With great power comes great responsibility. But along with the burden of protecting the innocent from those who prey upon them, the power that comes with being Spider-Man would surely bring a great deal of fun. To swing through the air as you hunted evildoers would be liberating and exhilarating, and using your webs to restrain and subdue criminals would be immensely satisfying. Unfortunately, while its flair for the dramatic keeps it aloft, Edge of Time doesn't capture the joy that should come with such fantastic abilities. Instead, it serves up an experience that often feels as narrow and limited as the air ducts through which you spend much of your time crawling.
You play as both The Amazing Spider-Man, Peter Parker, hero of present-day New York, and as Miguel O'Hara, Spider-Man of the year 2099. When Walker Sloan, a scientist at megacorporation Alchemax, hops back through time to the 1970s and founds Alchemax long before it's supposed to exist, the consequences are immediate and dramatic. Present-day New York instantly transforms into a bleak-looking place, and Peter Parker goes from intrepid Daily Bugle photographer to Alchemax employee. O'Hara and Parker join forces across time to undo the damage with their superpowers and brisk repartee. Their banter is one of the better things about Edge of Time; Parker's so-bad-they're-good wisecracks and O'Hara's more serious demeanor make for an interesting contrast, and energetic voice acting helps to make their interactions believable, even when nothing else about the story is.
Unfortunately, although their personalities may contrast, playing as the two Spider-Men feels very similar. As both Parker and O'Hara, you unleash combos by rapidly pressing one button, launch enemies into the air with another, and fire web shots with a third. There's some fun to be had in clobbering the thugs, robots, and mutants that try to put a stop to the Spideys, and using their super-speed abilities to attack enemies while those enemies continue to attack where you were standing an instant earlier is empowering. But although you unlock new moves and power up existing ones throughout the course of the game, the combat doesn't evolve in any meaningful way. It never requires much skill, so defeating your enemies doesn't remain rewarding. It also doesn't look great. Spider-Man should look stylish as he's putting the hurt on the bad guys, but Edge of Time goes overboard with the flashy effects. Color lines follow O'Hara's attacks, for instance, and Parker's hyper-sense ability creates a trail of ghostly impressions of him. In the heat of battle, these dazzling distractions sometimes overshadow the action they're intended to emphasize.

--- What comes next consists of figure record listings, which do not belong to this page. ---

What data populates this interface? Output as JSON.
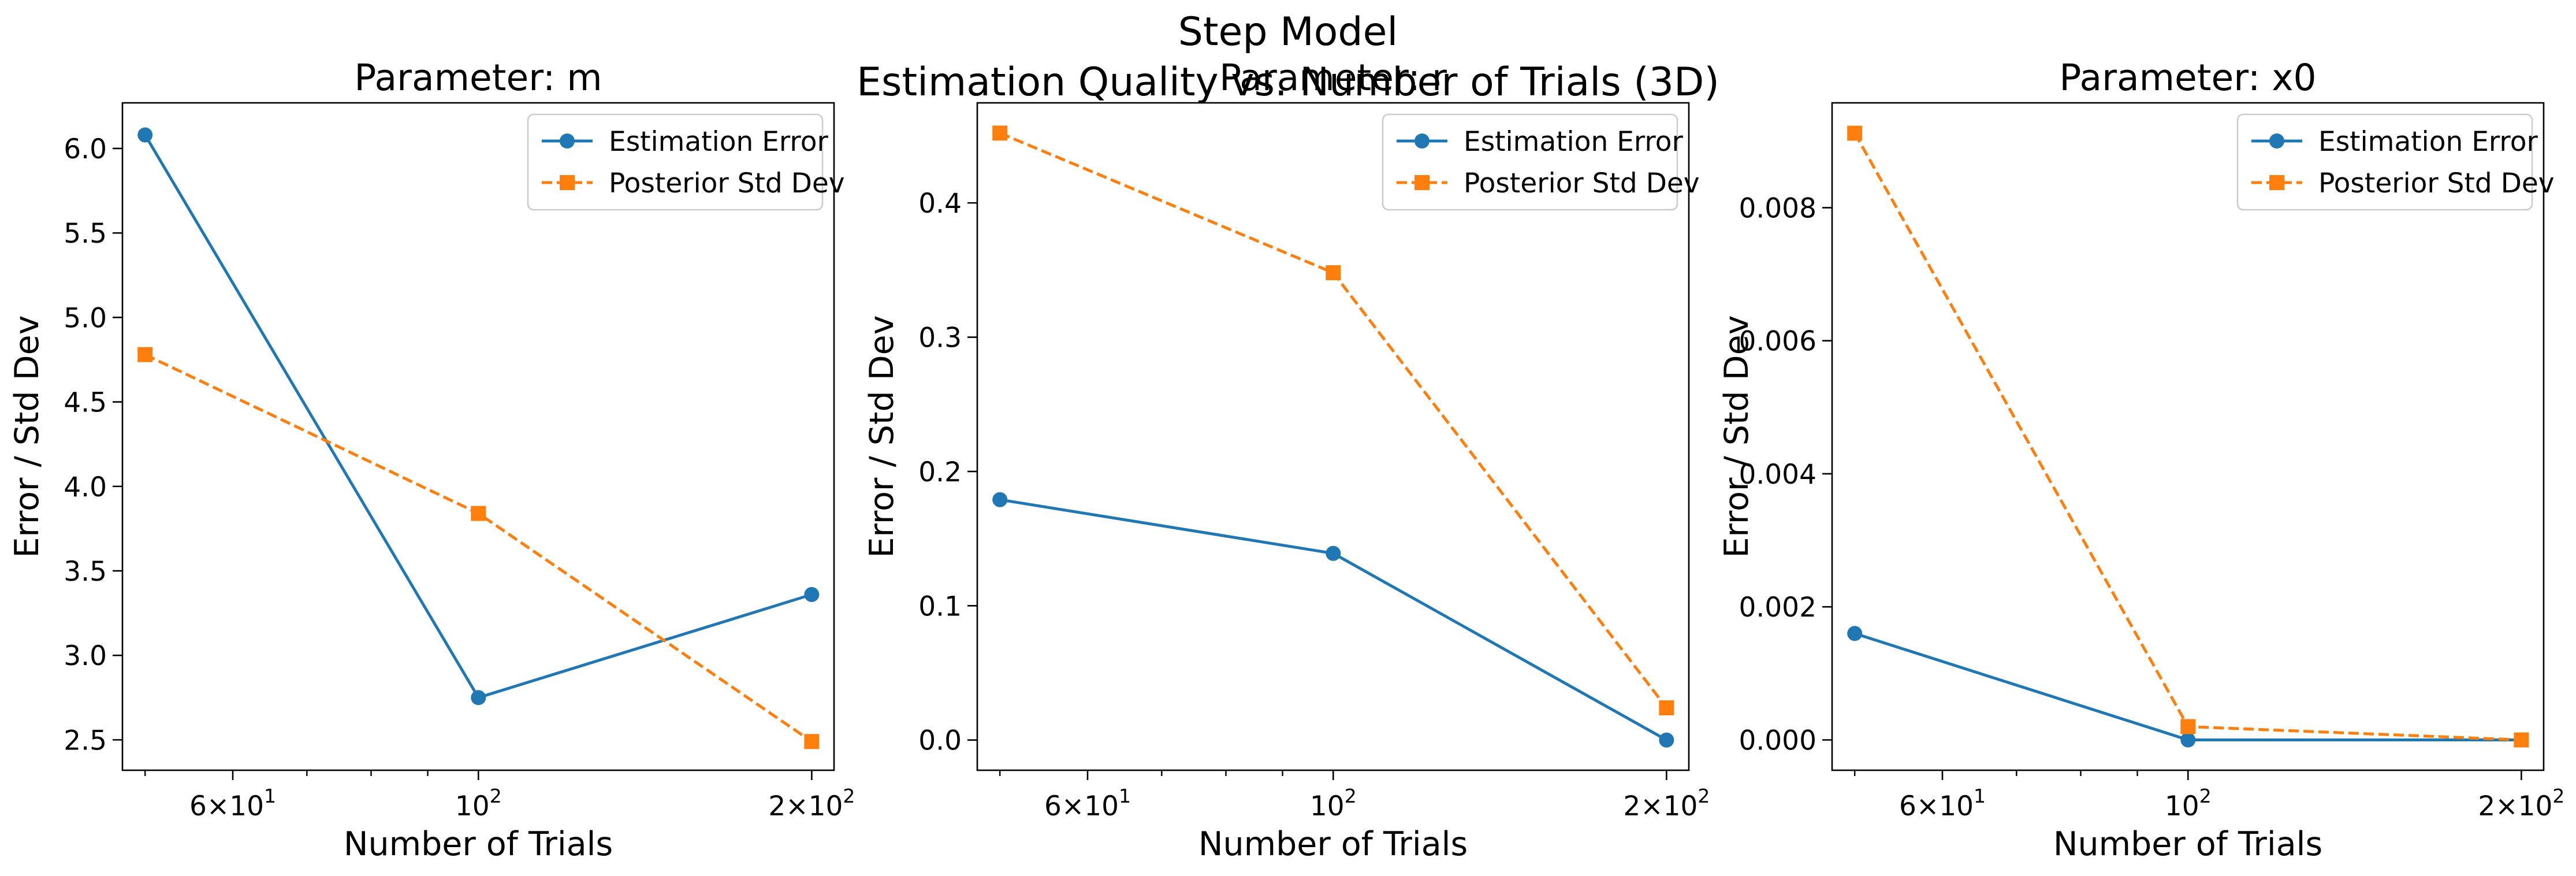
{
  "figure": {
    "suptitle_line1": "Step Model",
    "suptitle_line2": "Estimation Quality vs. Number of Trials (3D)"
  },
  "colors": {
    "estimation_error": "#1f77b4",
    "posterior_std": "#ff7f0e"
  },
  "chart_data": [
    {
      "type": "line",
      "title": "Parameter: m",
      "xlabel": "Number of Trials",
      "ylabel": "Error / Std Dev",
      "xscale": "log",
      "x": [
        50,
        100,
        200
      ],
      "xticks": [
        {
          "value": 60,
          "base": "6×10",
          "exp": "1"
        },
        {
          "value": 100,
          "base": "10",
          "exp": "2"
        },
        {
          "value": 200,
          "base": "2×10",
          "exp": "2"
        }
      ],
      "yticks": [
        "2.5",
        "3.0",
        "3.5",
        "4.0",
        "4.5",
        "5.0",
        "5.5",
        "6.0"
      ],
      "ylim": [
        2.32,
        6.27
      ],
      "legend": "top-right",
      "series": [
        {
          "name": "Estimation Error",
          "values": [
            6.08,
            2.75,
            3.36
          ],
          "marker": "circle",
          "style": "solid"
        },
        {
          "name": "Posterior Std Dev",
          "values": [
            4.78,
            3.84,
            2.49
          ],
          "marker": "square",
          "style": "dashed"
        }
      ]
    },
    {
      "type": "line",
      "title": "Parameter: r",
      "xlabel": "Number of Trials",
      "ylabel": "Error / Std Dev",
      "xscale": "log",
      "x": [
        50,
        100,
        200
      ],
      "xticks": [
        {
          "value": 60,
          "base": "6×10",
          "exp": "1"
        },
        {
          "value": 100,
          "base": "10",
          "exp": "2"
        },
        {
          "value": 200,
          "base": "2×10",
          "exp": "2"
        }
      ],
      "yticks": [
        "0.0",
        "0.1",
        "0.2",
        "0.3",
        "0.4"
      ],
      "ylim": [
        -0.0225,
        0.4745
      ],
      "legend": "top-right",
      "series": [
        {
          "name": "Estimation Error",
          "values": [
            0.179,
            0.139,
            0.0
          ],
          "marker": "circle",
          "style": "solid"
        },
        {
          "name": "Posterior Std Dev",
          "values": [
            0.452,
            0.348,
            0.024
          ],
          "marker": "square",
          "style": "dashed"
        }
      ]
    },
    {
      "type": "line",
      "title": "Parameter: x0",
      "xlabel": "Number of Trials",
      "ylabel": "Error / Std Dev",
      "xscale": "log",
      "x": [
        50,
        100,
        200
      ],
      "xticks": [
        {
          "value": 60,
          "base": "6×10",
          "exp": "1"
        },
        {
          "value": 100,
          "base": "10",
          "exp": "2"
        },
        {
          "value": 200,
          "base": "2×10",
          "exp": "2"
        }
      ],
      "yticks": [
        "0.000",
        "0.002",
        "0.004",
        "0.006",
        "0.008"
      ],
      "ylim": [
        -0.000456,
        0.009576
      ],
      "legend": "top-right",
      "series": [
        {
          "name": "Estimation Error",
          "values": [
            0.0016,
            0.0,
            0.0
          ],
          "marker": "circle",
          "style": "solid"
        },
        {
          "name": "Posterior Std Dev",
          "values": [
            0.00912,
            0.0002,
            0.0
          ],
          "marker": "square",
          "style": "dashed"
        }
      ]
    }
  ]
}
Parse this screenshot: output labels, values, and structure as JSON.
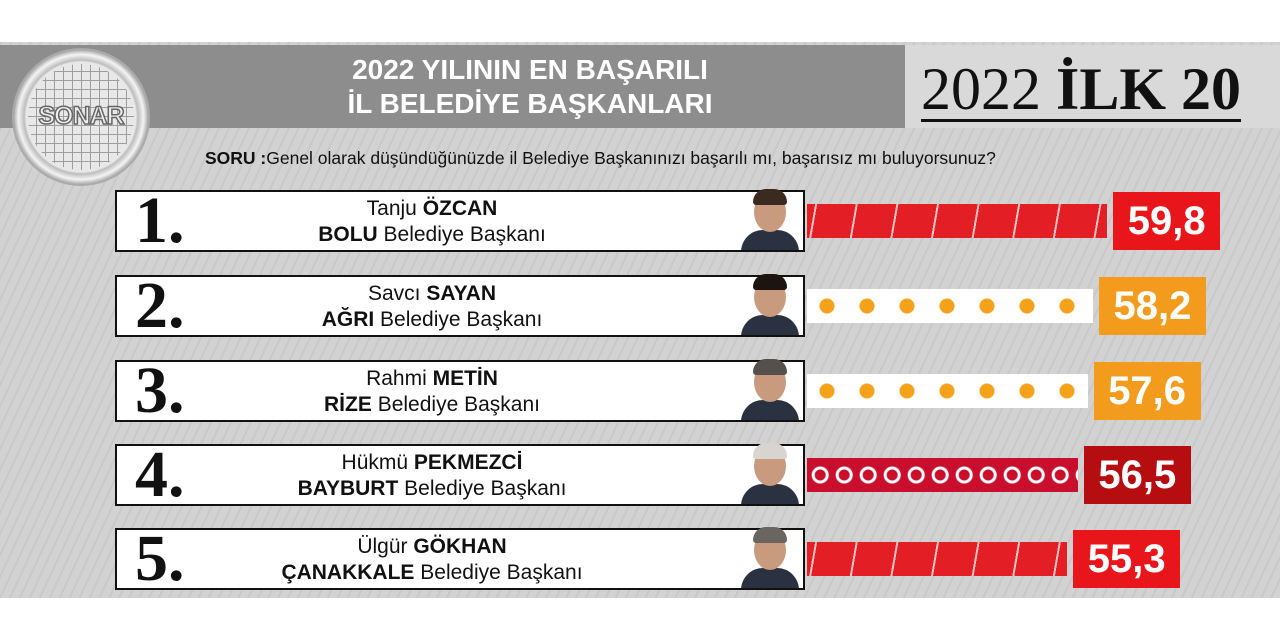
{
  "header": {
    "title_line1": "2022 YILININ EN BAŞARILI",
    "title_line2": "İL BELEDİYE BAŞKANLARI",
    "badge_year": "2022",
    "badge_text": "İLK 20",
    "logo_text": "SONAR"
  },
  "question": {
    "label": "SORU :",
    "text": "Genel olarak düşündüğünüzde il Belediye Başkanınızı başarılı mı, başarısız mı buluyorsunuz?"
  },
  "chart_data": {
    "type": "bar",
    "orientation": "horizontal",
    "categories": [
      "Tanju ÖZCAN",
      "Savcı SAYAN",
      "Rahmi METİN",
      "Hükmü PEKMEZCİ",
      "Ülgür GÖKHAN"
    ],
    "values": [
      59.8,
      58.2,
      57.6,
      56.5,
      55.3
    ],
    "rows": [
      {
        "rank": "1.",
        "first": "Tanju",
        "last": "ÖZCAN",
        "city": "BOLU",
        "role": "Belediye Başkanı",
        "value": 59.8,
        "value_label": "59,8",
        "bar_style": "chp",
        "value_color": "#e8161b",
        "hair": "#3a2a20"
      },
      {
        "rank": "2.",
        "first": "Savcı",
        "last": "SAYAN",
        "city": "AĞRI",
        "role": "Belediye Başkanı",
        "value": 58.2,
        "value_label": "58,2",
        "bar_style": "akp",
        "value_color": "#f39b1c",
        "hair": "#1c1410"
      },
      {
        "rank": "3.",
        "first": "Rahmi",
        "last": "METİN",
        "city": "RİZE",
        "role": "Belediye Başkanı",
        "value": 57.6,
        "value_label": "57,6",
        "bar_style": "akp",
        "value_color": "#f39b1c",
        "hair": "#55504c"
      },
      {
        "rank": "4.",
        "first": "Hükmü",
        "last": "PEKMEZCİ",
        "city": "BAYBURT",
        "role": "Belediye Başkanı",
        "value": 56.5,
        "value_label": "56,5",
        "bar_style": "mhp",
        "value_color": "#b50d10",
        "hair": "#d8d4d0"
      },
      {
        "rank": "5.",
        "first": "Ülgür",
        "last": "GÖKHAN",
        "city": "ÇANAKKALE",
        "role": "Belediye Başkanı",
        "value": 55.3,
        "value_label": "55,3",
        "bar_style": "chp",
        "value_color": "#e8161b",
        "hair": "#6a6560"
      }
    ]
  }
}
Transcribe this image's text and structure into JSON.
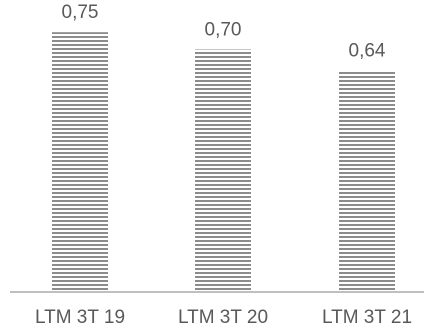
{
  "chart_data": {
    "type": "bar",
    "title": "",
    "xlabel": "",
    "ylabel": "",
    "categories": [
      "LTM 3T 19",
      "LTM 3T 20",
      "LTM 3T 21"
    ],
    "values": [
      0.75,
      0.7,
      0.64
    ],
    "data_labels": [
      "0,75",
      "0,70",
      "0,64"
    ],
    "ylim": [
      0,
      0.84
    ],
    "grid": false,
    "legend": "none",
    "bar_fill": "horizontal-stripes",
    "colors": {
      "bar_stripe": "#8c8c8c",
      "bar_background": "#ffffff",
      "axis_line": "#bfbfbf",
      "text": "#595959"
    }
  }
}
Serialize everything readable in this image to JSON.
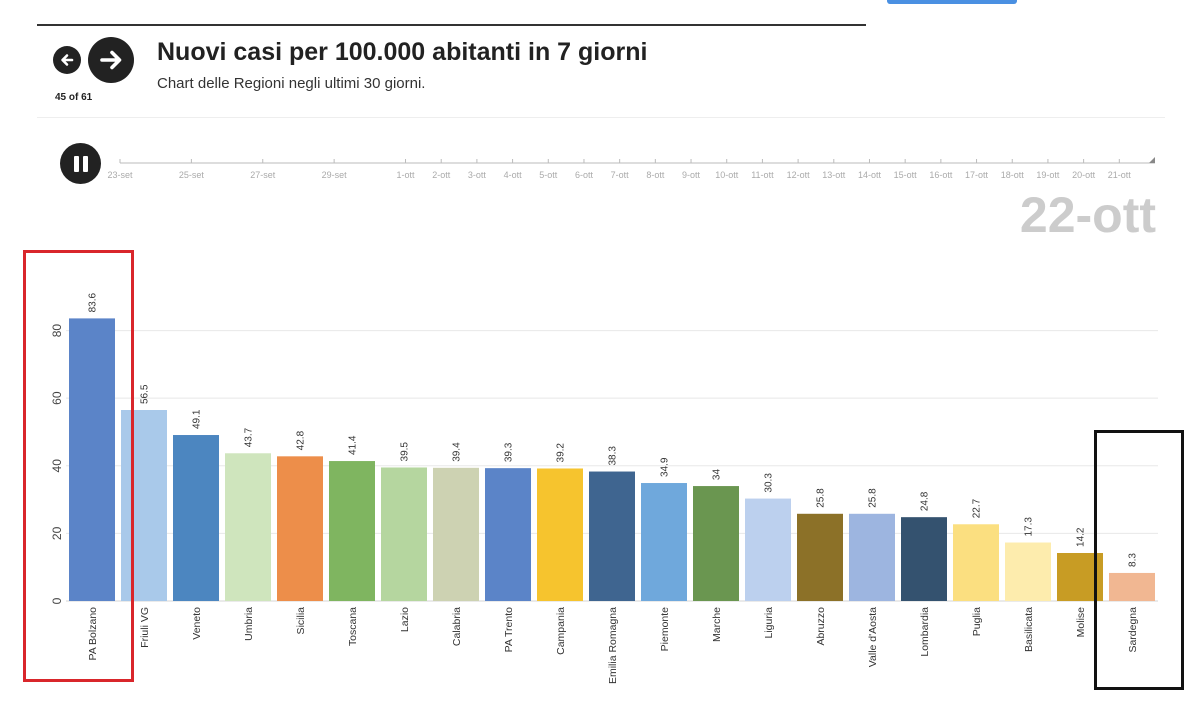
{
  "header": {
    "title": "Nuovi casi per 100.000 abitanti in 7 giorni",
    "subtitle": "Chart delle Regioni negli ultimi 30 giorni.",
    "counter": "45 of 61",
    "current_date": "22-ott"
  },
  "timeline": {
    "ticks": [
      "23-set",
      "25-set",
      "27-set",
      "29-set",
      "1-ott",
      "2-ott",
      "3-ott",
      "4-ott",
      "5-ott",
      "6-ott",
      "7-ott",
      "8-ott",
      "9-ott",
      "10-ott",
      "11-ott",
      "12-ott",
      "13-ott",
      "14-ott",
      "15-ott",
      "16-ott",
      "17-ott",
      "18-ott",
      "19-ott",
      "20-ott",
      "21-ott"
    ]
  },
  "chart_data": {
    "type": "bar",
    "categories": [
      "PA Bolzano",
      "Friuli VG",
      "Veneto",
      "Umbria",
      "Sicilia",
      "Toscana",
      "Lazio",
      "Calabria",
      "PA Trento",
      "Campania",
      "Emilia Romagna",
      "Piemonte",
      "Marche",
      "Liguria",
      "Abruzzo",
      "Valle d'Aosta",
      "Lombardia",
      "Puglia",
      "Basilicata",
      "Molise",
      "Sardegna"
    ],
    "values": [
      83.6,
      56.5,
      49.1,
      43.7,
      42.8,
      41.4,
      39.5,
      39.4,
      39.3,
      39.2,
      38.3,
      34.9,
      34,
      30.3,
      25.8,
      25.8,
      24.8,
      22.7,
      17.3,
      14.2,
      8.3
    ],
    "value_labels": [
      "83.6",
      "56.5",
      "49.1",
      "43.7",
      "42.8",
      "41.4",
      "39.5",
      "39.4",
      "39.3",
      "39.2",
      "38.3",
      "34.9",
      "34",
      "30.3",
      "25.8",
      "25.8",
      "24.8",
      "22.7",
      "17.3",
      "14.2",
      "8.3"
    ],
    "colors": [
      "#5b84c8",
      "#a9c9ea",
      "#4c86c0",
      "#cfe5bd",
      "#ed8e4a",
      "#7fb560",
      "#b5d69f",
      "#cdd2b2",
      "#5b84c8",
      "#f6c42e",
      "#3f6590",
      "#6fa8dc",
      "#6a9650",
      "#bcd0ee",
      "#8c7128",
      "#9db5e0",
      "#34526f",
      "#fbdf80",
      "#fdecad",
      "#c89c24",
      "#f1b792"
    ],
    "yticks": [
      0,
      20,
      40,
      60,
      80
    ],
    "ylim": [
      0,
      92
    ],
    "grid": true,
    "legend": "none",
    "xlabel": "",
    "ylabel": ""
  }
}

Despite the simplicity of its combat, Edge of Time stays interesting as a result of its storytelling. As the Spideys communicate across time, you often see what one Spider-Man is doing in the corner of the screen as you control the other. Thanks to some sort of hastily explained wormholelike phenomenon linking their timelines, the actions of one Spider-Man can have an immediate effect on the surroundings of the other. For instance, if O'Hara is overwhelmed by mutants in the future, Parker can save him by destroying the failed experiments lab in the present. That's the magic--er, science of temporal causality. You must frequently race against time to save your fellow Spider-Man, and the picture-in-picture presentation generates a good deal of tension; the image of Peter Parker being slowly crushed to death by closing walls makes for a strong motivation to hurry up and rescue him. But this concept of temporal causality also feels like a missed opportunity. You might wish you could tinker with the timeline yourself and do things in one time to see how those actions affect the other, but you never have the freedom to do so. Everything that happens is determined by the rigid confines of the story, and you're powerless to affect that course of events. In a game that's all about how time can be shifted, this feels oddly limiting.
Like the story, the environments are also restrictive. Of course you can webswing, and it's exciting to speed through the air as you hustle from one location to another while the pressure is on. And a number of sections in which you must maneuver O'Hara to avoid hurtling into obstacles as he free-falls are dramatic demonstrations of his superhero skills. But the narrow corridors and other confined spaces in which you spend much of your time mean that you rarely have the liberating opportunity to swing any which way. It's disappointing to be cast as these webheads only to find yourself unable to enjoy the sense of freedom that their signature ability should allow for. You can almost always zip right to a highlighted perch with the press of a button, and you make frequent use of this ability to get around, but Edge of Time doesn't fully take advantage of Spider-Man's most defining power. In addition to being restrictive, the locations in which the game takes place are mostly dull industrial hallways and metallic chambers, with little visual variety.
Edge of Time has other frustrations as well, including a poorly designed battle in which you must fight the same boss three times in a row, and you must repeat the entire process from the beginning if you're defeated. And start to finish, the game is only about six hours long. A harder difficulty mode, challenges to complete, alternate suits to unlock, and other bonuses give dedicated wallcrawlers plenty to do, but the combat is too simple and the movement too limited to make these undertakings appealing. Spider-Man fans may find putting up with the game's flaws worthwhile just to enjoy its story, but most players will find that Edge of Time doesn't make your spider sense tingle quite enough.